The utility app has three tab pages, Source, Image processing and Storage. Source code in C#, Visual Studio 2008 solution is available on GitHub. Included in the solution is a debug executable, test source files and results.
Image processing – Internally, it loads all the source files to find image black point, white point, mode and number of shades. It also builds a histogram and look-up-table for 12bpp->8bpp conversion. User may write the histogram to file (ASCII) for more detail analysis. Also, user may override the histogram-equalization-look-up-table by changing the white point and black point.
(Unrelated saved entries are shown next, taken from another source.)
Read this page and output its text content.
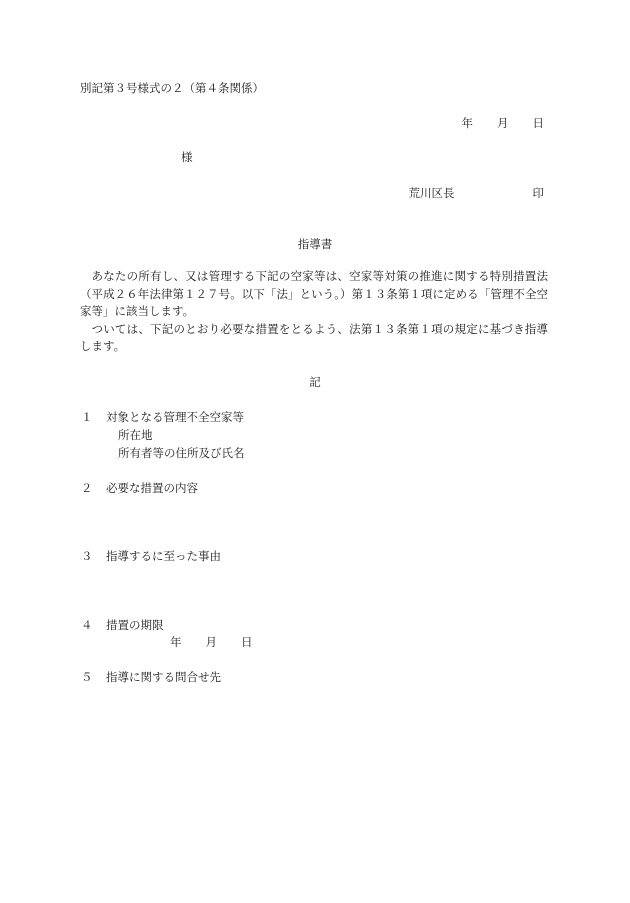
別記第３号様式の２（第４条関係）
年 月 日
様
荒川区長	印
指導書

あなたの所有し、又は管理する下記の空家等は、空家等対策の推進に関する特別措置法（平成２６年法律第１２７号。以下「法」という。）第１３条第１項に定める「管理不全空家等」に該当します。

ついては、下記のとおり必要な措置をとるよう、法第１３条第１項の規定に基づき指導します。

記
１ 対象となる管理不全空家等
所在地
所有者等の住所及び氏名
２ 必要な措置の内容
３ 指導するに至った事由
４ 措置の期限
年 月 日
５ 指導に関する問合せ先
Storage – Internally, it loads all the source files, apply histogram-equalization (above mentioned) to assemble an 8bit per pixel bitmap which is then saved as bmp, gif, tif, png or jpg.
Conclusion / Next step:
Probably should invest more time investigating the tone reproduction issue. Instead, a quick utility is devised and moving onward to the next solution by writing a replacement demo app. Most of the features in this utility will be ported to the next.
Future enhancements are as follow:
1) an auto-gamma correction
2) a display of the cumulative histogram.
3) FFT filter to remove sine wave if the vertical lines in the image are not artifacts by yours truly.
4) save image into png16.
5) high dynamic range feature to blend the additional 4 bits of data (alternative bit depth conversion 12bpp -> 8bpp).
6) write a demo-app replacement that display live image and output better pictorial binary image files.
1) Peripheral photography article by Andrew Davidhazy.
2) Digital Image Processing by Gonzalez, Woods. – class text – Digital Image processing I with Dr. Rao at Rochester Institute of Technology.
3) My viewer exercise project in C#, Visual Studio 2005
4) Mightex TCE1209-U camera documentation.
5) Photographics Materials & Processes by Dr. Strobel – class text – M&P with Dr. Strobel, Jack Holm, Russ Kraus at Rochester Institute of Technology.